Consumer health advocates see a direct link between the string of laws passing and the timing of companies announcing major policy changes.
“I would argue that it wasn’t an accident that six months after Washington state released this information, that companies like Walmart and Target decided to screen their products for chemicals that were on the Washington list,” says Doll.
An Eye on Washington, D.C.
Other states, including California, New York and Minnesota, have passed or are considering laws to regulate chemicals on the market, but generally are focused more on regulating their use than on public disclosure. As more states pass these types of laws to improve the safety of chemicals used in the marketplace, advocates are also keeping an eye on Washington, D.C., where lawmakers have been moving to update the decades-old Toxic Substances Control Act.
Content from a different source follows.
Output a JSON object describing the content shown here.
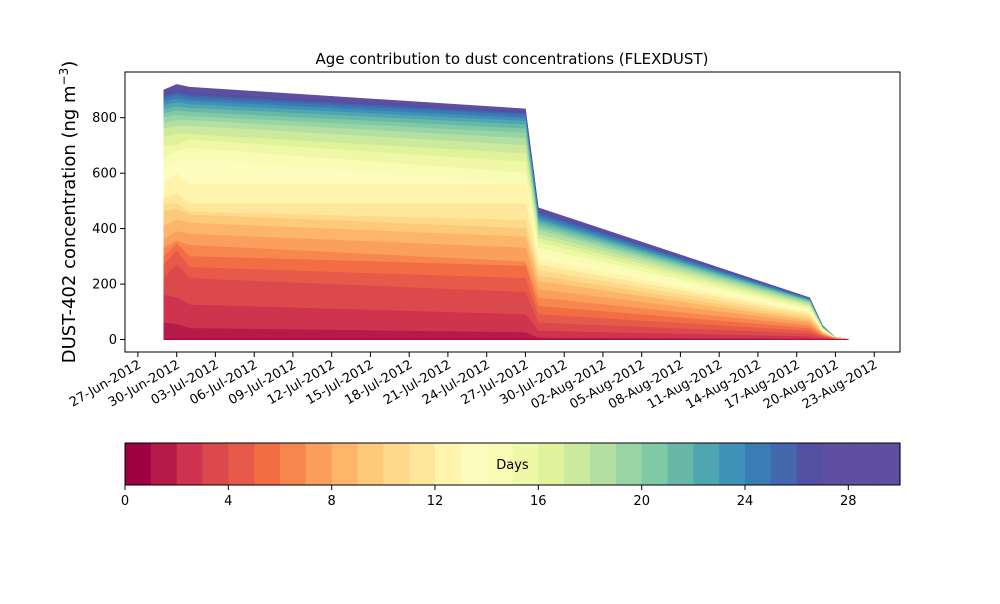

In 1999, Henry Waxman, now-retired Congressional representative for California, sponsored a bill thatwould have required disclosure of chemicals in children’s products, but it never passed. More recently proposed legislationmay overhaul how the federal government regulates the use of chemicals in the marketplace — and depending on the laws that pass, may hinder states’ abilities to do their own regulating. But they’re unlikely to affect the disclosure requirements.
“Whatever happens federally is going to be on a glacial pace,” Doll says. “There are 3,000 high-production chemicals out there, and [federal regulators] are going to do five a year, maybe, if they have the money. The states will still have the power around transparency.”